I didnt expect to get spousal maintenance but did child maintenance. I will apply for tax credits.
thanks for your reply.
No I couldnt afford to buy him out, and as I am 53 would not be able to extend the mortgage by much if anything.
Had the house valued Tuesday, he was not around. Chose an Estate Agent who impressed me last year when I first got valuations. House to be put on the market for £200,000. I signed the paperwork but needed his signature.
He returned yesterday and started moaning to our daughter (I was at work), about wants it on the market for 210,000. Estate came to see him and he signed the paperwork - didnt discuss increasing the marketing value.
I get in and he was in his room, according to daughter still not happy. Came down and stated he was not paying up front to sell (£175 +VAT) not happy at paying around £6000 if house sells. Told it that he would still get more than if sold for £150,000 - he never intended to sell at that price - NOT what he was saying last week.
Told him to ring agents - he won''t. Told him to find an agent he wont''s to sell with - he won''t. If I am not happy with the situation - which I am not - I should move out NOT going to happen.

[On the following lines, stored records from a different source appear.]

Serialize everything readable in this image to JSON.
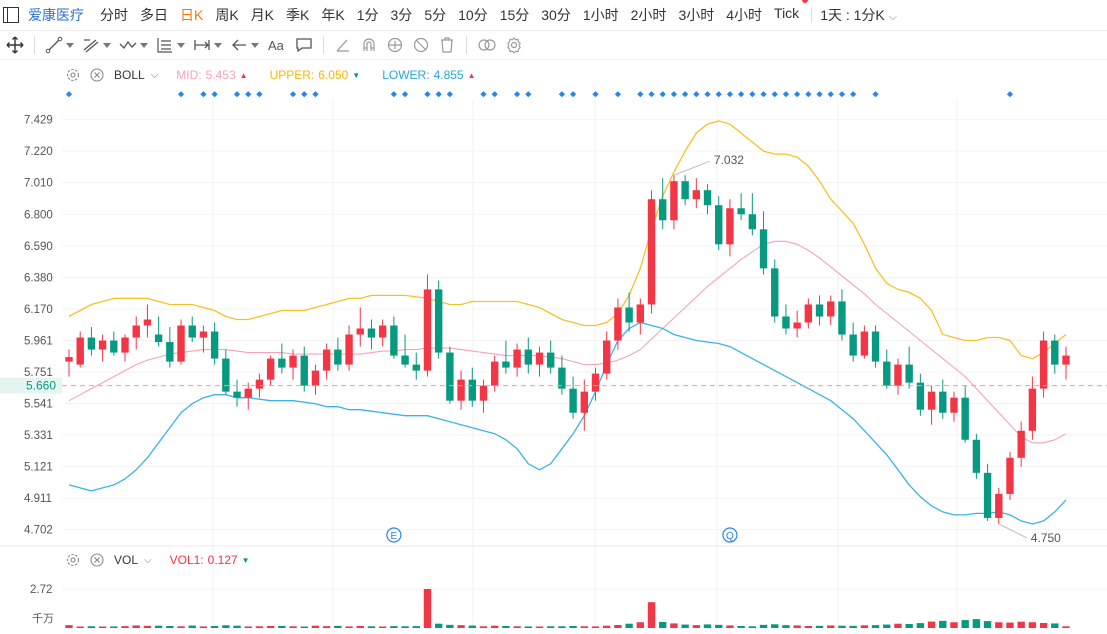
{
  "stock_name": "爱康医疗",
  "periods": [
    "分时",
    "多日",
    "日K",
    "周K",
    "月K",
    "季K",
    "年K",
    "1分",
    "3分",
    "5分",
    "10分",
    "15分",
    "30分",
    "1小时",
    "2小时",
    "3小时",
    "4小时",
    "Tick"
  ],
  "active_period": "日K",
  "range_label": "1天 : 1分K",
  "boll": {
    "name": "BOLL",
    "mid_label": "MID:",
    "mid": "5.453",
    "upper_label": "UPPER:",
    "upper": "6.050",
    "lower_label": "LOWER:",
    "lower": "4.855"
  },
  "vol": {
    "name": "VOL",
    "vol1_label": "VOL1:",
    "vol1": "0.127",
    "max_label": "2.72",
    "unit": "千万"
  },
  "colors": {
    "up": "#f23645",
    "down": "#089981",
    "mid": "#f5a3b8",
    "upper": "#f5c228",
    "lower": "#3ab4e6",
    "price_line": "#f5a56b",
    "accent": "#2a71d4",
    "active": "#f57a00"
  },
  "last_price": "5.660",
  "high_marker": "7.032",
  "low_marker": "4.750",
  "event_markers": [
    "E",
    "Q"
  ],
  "chart_data": {
    "type": "candlestick",
    "y_ticks": [
      "7.429",
      "7.220",
      "7.010",
      "6.800",
      "6.590",
      "6.380",
      "6.170",
      "5.961",
      "5.751",
      "5.541",
      "5.331",
      "5.121",
      "4.911",
      "4.702"
    ],
    "ylim": [
      4.6,
      7.56
    ],
    "n": 90,
    "ohlc": [
      [
        5.82,
        5.9,
        5.72,
        5.85
      ],
      [
        5.8,
        6.02,
        5.78,
        5.98
      ],
      [
        5.98,
        6.05,
        5.86,
        5.9
      ],
      [
        5.9,
        6.0,
        5.82,
        5.96
      ],
      [
        5.96,
        6.02,
        5.86,
        5.88
      ],
      [
        5.88,
        6.0,
        5.82,
        5.98
      ],
      [
        5.98,
        6.12,
        5.9,
        6.06
      ],
      [
        6.06,
        6.2,
        5.98,
        6.1
      ],
      [
        6.0,
        6.12,
        5.92,
        5.95
      ],
      [
        5.95,
        6.05,
        5.78,
        5.82
      ],
      [
        5.82,
        6.1,
        5.8,
        6.06
      ],
      [
        6.06,
        6.12,
        5.95,
        5.98
      ],
      [
        5.98,
        6.06,
        5.88,
        6.02
      ],
      [
        6.02,
        6.08,
        5.8,
        5.84
      ],
      [
        5.84,
        5.9,
        5.6,
        5.62
      ],
      [
        5.62,
        5.7,
        5.52,
        5.58
      ],
      [
        5.58,
        5.68,
        5.5,
        5.64
      ],
      [
        5.64,
        5.74,
        5.58,
        5.7
      ],
      [
        5.7,
        5.86,
        5.66,
        5.84
      ],
      [
        5.84,
        5.94,
        5.74,
        5.78
      ],
      [
        5.78,
        5.9,
        5.7,
        5.86
      ],
      [
        5.86,
        5.92,
        5.62,
        5.66
      ],
      [
        5.66,
        5.8,
        5.6,
        5.76
      ],
      [
        5.76,
        5.94,
        5.7,
        5.9
      ],
      [
        5.9,
        5.98,
        5.76,
        5.8
      ],
      [
        5.8,
        6.06,
        5.76,
        6.0
      ],
      [
        6.0,
        6.18,
        5.92,
        6.04
      ],
      [
        6.04,
        6.1,
        5.9,
        5.98
      ],
      [
        5.98,
        6.1,
        5.92,
        6.06
      ],
      [
        6.06,
        6.12,
        5.84,
        5.86
      ],
      [
        5.86,
        6.0,
        5.78,
        5.8
      ],
      [
        5.8,
        5.88,
        5.7,
        5.76
      ],
      [
        5.76,
        6.4,
        5.72,
        6.3
      ],
      [
        6.3,
        6.36,
        5.84,
        5.88
      ],
      [
        5.88,
        5.92,
        5.54,
        5.56
      ],
      [
        5.56,
        5.76,
        5.5,
        5.7
      ],
      [
        5.7,
        5.78,
        5.52,
        5.56
      ],
      [
        5.56,
        5.7,
        5.48,
        5.66
      ],
      [
        5.66,
        5.86,
        5.62,
        5.82
      ],
      [
        5.82,
        5.96,
        5.74,
        5.78
      ],
      [
        5.78,
        5.94,
        5.72,
        5.9
      ],
      [
        5.9,
        5.98,
        5.74,
        5.8
      ],
      [
        5.8,
        5.92,
        5.72,
        5.88
      ],
      [
        5.88,
        5.96,
        5.74,
        5.78
      ],
      [
        5.78,
        5.86,
        5.6,
        5.64
      ],
      [
        5.64,
        5.72,
        5.44,
        5.48
      ],
      [
        5.48,
        5.7,
        5.36,
        5.62
      ],
      [
        5.62,
        5.78,
        5.56,
        5.74
      ],
      [
        5.74,
        6.02,
        5.7,
        5.96
      ],
      [
        5.96,
        6.24,
        5.9,
        6.18
      ],
      [
        6.18,
        6.28,
        6.02,
        6.08
      ],
      [
        6.08,
        6.24,
        6.0,
        6.2
      ],
      [
        6.2,
        6.96,
        6.14,
        6.9
      ],
      [
        6.9,
        7.04,
        6.7,
        6.76
      ],
      [
        6.76,
        7.06,
        6.7,
        7.02
      ],
      [
        7.02,
        7.06,
        6.86,
        6.9
      ],
      [
        6.9,
        7.04,
        6.84,
        6.96
      ],
      [
        6.96,
        7.0,
        6.8,
        6.86
      ],
      [
        6.86,
        6.92,
        6.56,
        6.6
      ],
      [
        6.6,
        6.9,
        6.52,
        6.84
      ],
      [
        6.84,
        6.94,
        6.76,
        6.8
      ],
      [
        6.8,
        6.94,
        6.66,
        6.7
      ],
      [
        6.7,
        6.82,
        6.4,
        6.44
      ],
      [
        6.44,
        6.5,
        6.08,
        6.12
      ],
      [
        6.12,
        6.2,
        6.0,
        6.04
      ],
      [
        6.04,
        6.16,
        5.98,
        6.08
      ],
      [
        6.08,
        6.24,
        6.04,
        6.2
      ],
      [
        6.2,
        6.26,
        6.06,
        6.12
      ],
      [
        6.12,
        6.26,
        6.06,
        6.22
      ],
      [
        6.22,
        6.3,
        5.96,
        6.0
      ],
      [
        6.0,
        6.08,
        5.82,
        5.86
      ],
      [
        5.86,
        6.06,
        5.84,
        6.02
      ],
      [
        6.02,
        6.06,
        5.78,
        5.82
      ],
      [
        5.82,
        5.9,
        5.64,
        5.66
      ],
      [
        5.66,
        5.84,
        5.6,
        5.8
      ],
      [
        5.8,
        5.92,
        5.64,
        5.68
      ],
      [
        5.68,
        5.74,
        5.46,
        5.5
      ],
      [
        5.5,
        5.66,
        5.4,
        5.62
      ],
      [
        5.62,
        5.7,
        5.44,
        5.48
      ],
      [
        5.48,
        5.62,
        5.42,
        5.58
      ],
      [
        5.58,
        5.66,
        5.28,
        5.3
      ],
      [
        5.3,
        5.34,
        5.04,
        5.08
      ],
      [
        5.08,
        5.14,
        4.76,
        4.78
      ],
      [
        4.78,
        4.98,
        4.74,
        4.94
      ],
      [
        4.94,
        5.22,
        4.9,
        5.18
      ],
      [
        5.18,
        5.42,
        5.12,
        5.36
      ],
      [
        5.36,
        5.72,
        5.3,
        5.64
      ],
      [
        5.64,
        6.02,
        5.58,
        5.96
      ],
      [
        5.96,
        6.0,
        5.74,
        5.8
      ],
      [
        5.8,
        5.92,
        5.7,
        5.86
      ]
    ],
    "boll_mid": [
      5.56,
      5.6,
      5.64,
      5.68,
      5.72,
      5.76,
      5.8,
      5.83,
      5.85,
      5.87,
      5.88,
      5.89,
      5.9,
      5.9,
      5.9,
      5.89,
      5.88,
      5.88,
      5.88,
      5.88,
      5.87,
      5.87,
      5.87,
      5.87,
      5.87,
      5.87,
      5.87,
      5.88,
      5.89,
      5.89,
      5.9,
      5.9,
      5.91,
      5.91,
      5.91,
      5.9,
      5.89,
      5.88,
      5.87,
      5.86,
      5.86,
      5.86,
      5.86,
      5.85,
      5.84,
      5.82,
      5.8,
      5.8,
      5.81,
      5.83,
      5.86,
      5.9,
      5.97,
      6.04,
      6.11,
      6.18,
      6.25,
      6.32,
      6.38,
      6.44,
      6.5,
      6.55,
      6.6,
      6.62,
      6.62,
      6.6,
      6.56,
      6.51,
      6.45,
      6.39,
      6.33,
      6.27,
      6.2,
      6.14,
      6.08,
      6.02,
      5.96,
      5.9,
      5.84,
      5.78,
      5.72,
      5.64,
      5.56,
      5.48,
      5.4,
      5.32,
      5.28,
      5.28,
      5.3,
      5.34
    ],
    "boll_upper": [
      6.12,
      6.16,
      6.2,
      6.22,
      6.24,
      6.24,
      6.24,
      6.24,
      6.22,
      6.2,
      6.2,
      6.2,
      6.18,
      6.16,
      6.12,
      6.1,
      6.1,
      6.12,
      6.14,
      6.16,
      6.16,
      6.16,
      6.18,
      6.2,
      6.22,
      6.24,
      6.24,
      6.26,
      6.26,
      6.26,
      6.26,
      6.25,
      6.24,
      6.22,
      6.2,
      6.2,
      6.22,
      6.22,
      6.22,
      6.22,
      6.22,
      6.2,
      6.18,
      6.14,
      6.1,
      6.08,
      6.06,
      6.06,
      6.08,
      6.14,
      6.26,
      6.44,
      6.7,
      6.92,
      7.08,
      7.22,
      7.34,
      7.4,
      7.42,
      7.4,
      7.34,
      7.28,
      7.22,
      7.2,
      7.2,
      7.18,
      7.12,
      7.02,
      6.9,
      6.82,
      6.74,
      6.6,
      6.44,
      6.34,
      6.3,
      6.28,
      6.24,
      6.16,
      6.0,
      5.98,
      5.96,
      5.96,
      5.98,
      5.98,
      5.96,
      5.86,
      5.84,
      5.88,
      5.94,
      6.0
    ],
    "boll_lower": [
      5.0,
      4.98,
      4.96,
      4.98,
      5.0,
      5.04,
      5.1,
      5.18,
      5.28,
      5.38,
      5.48,
      5.54,
      5.58,
      5.6,
      5.6,
      5.58,
      5.58,
      5.57,
      5.56,
      5.56,
      5.56,
      5.55,
      5.54,
      5.52,
      5.52,
      5.5,
      5.5,
      5.49,
      5.48,
      5.47,
      5.46,
      5.46,
      5.46,
      5.44,
      5.42,
      5.4,
      5.38,
      5.36,
      5.34,
      5.3,
      5.24,
      5.14,
      5.1,
      5.14,
      5.24,
      5.34,
      5.46,
      5.62,
      5.8,
      5.96,
      6.04,
      6.08,
      6.06,
      6.04,
      6.0,
      5.98,
      5.96,
      5.95,
      5.94,
      5.92,
      5.88,
      5.84,
      5.8,
      5.76,
      5.72,
      5.68,
      5.64,
      5.6,
      5.56,
      5.5,
      5.44,
      5.36,
      5.28,
      5.2,
      5.1,
      5.0,
      4.92,
      4.86,
      4.82,
      4.8,
      4.8,
      4.81,
      4.81,
      4.82,
      4.8,
      4.76,
      4.74,
      4.76,
      4.82,
      4.9
    ],
    "volume_max": 2.72,
    "volumes": [
      0.2,
      0.1,
      0.12,
      0.1,
      0.11,
      0.13,
      0.18,
      0.15,
      0.16,
      0.14,
      0.12,
      0.17,
      0.11,
      0.14,
      0.19,
      0.16,
      0.11,
      0.12,
      0.14,
      0.15,
      0.12,
      0.1,
      0.16,
      0.13,
      0.15,
      0.11,
      0.14,
      0.12,
      0.1,
      0.13,
      0.12,
      0.13,
      2.72,
      0.3,
      0.22,
      0.2,
      0.17,
      0.12,
      0.16,
      0.14,
      0.12,
      0.11,
      0.1,
      0.12,
      0.12,
      0.14,
      0.12,
      0.11,
      0.16,
      0.21,
      0.3,
      0.4,
      1.8,
      0.42,
      0.32,
      0.24,
      0.2,
      0.25,
      0.22,
      0.18,
      0.14,
      0.12,
      0.22,
      0.26,
      0.2,
      0.18,
      0.14,
      0.15,
      0.18,
      0.16,
      0.15,
      0.19,
      0.2,
      0.24,
      0.3,
      0.28,
      0.34,
      0.45,
      0.5,
      0.4,
      0.55,
      0.62,
      0.48,
      0.4,
      0.38,
      0.44,
      0.4,
      0.35,
      0.32,
      0.12
    ],
    "dots": [
      0,
      10,
      12,
      13,
      15,
      16,
      17,
      20,
      21,
      22,
      29,
      30,
      32,
      33,
      34,
      37,
      38,
      40,
      41,
      44,
      45,
      47,
      49,
      51,
      52,
      53,
      54,
      55,
      56,
      57,
      58,
      59,
      60,
      61,
      62,
      63,
      64,
      65,
      66,
      67,
      68,
      69,
      70,
      72,
      84
    ],
    "event_markers_pos": [
      [
        29,
        "E"
      ],
      [
        59,
        "Q"
      ]
    ]
  }
}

So any advice / support much appreciated. If I pay the up front fee could this be taken into account when we divorce. I have contacted solicitors for an initial appointment. AS he has signed the paperwork can he now stop it selling and him being liable for at least half the costs?
Feeling really really low today. My daughter doesnt help - she is very opinionated and thinks I do not appreciate how difficult it is for her. I do know that but am trying to get legal advice before I do something which is not in my best interest or is illegal.
You do not say so, but I assume the family home is in joint names.
I am sorry, Carol, but posting on this site for over five years teaches you one thing.
In this kind of situation, there are some people - I suspect a minority, but that''s of no consolation or help to you - who have turned buggeration and playing ducks and drakes into an art form.
If the property is in joint names, as I suspect it is, both of you must concur in a sale. Both of you must sign the contract. It only takes one to screw up the whole works.
Yes, there are ways of forcing a sale. You can divorce him and what happens to the house is dealt with as part of that process. The Court can - if it has to because the parties can''t agree - make specific Directions about which agents are to be used, what the asking price is to be, at what level an offer must be accepted, etc etc etc - because if you can''t agree - and as I said, it only takes one to screw up the works - then the Court must decide for you.
There is another way, under the Trusts of Land and Appointment of Trustees Act 1996, whereby you may be able to force a sale without divorcing. I suspect your lawyer may not recommend this. But in the final analysis, it''s your life - not mine or his.
I doubt very much whether a solicitor will tell you anything different and the question for you is what you do about it.
The house is in joint names. He has signed the estate agents paperwork.
The agent rang me today and I explained to her what he said and she told me that as he has signed he cannot now stop the house going on the market - he has a contract with them. She stated he could ask for a multi agent agreement and could put it on the market for £210,000.
I do not want to continue with things the way they are so am thinking I should pay the up front costs and get on with the sale. £210 is not that much when all said and done.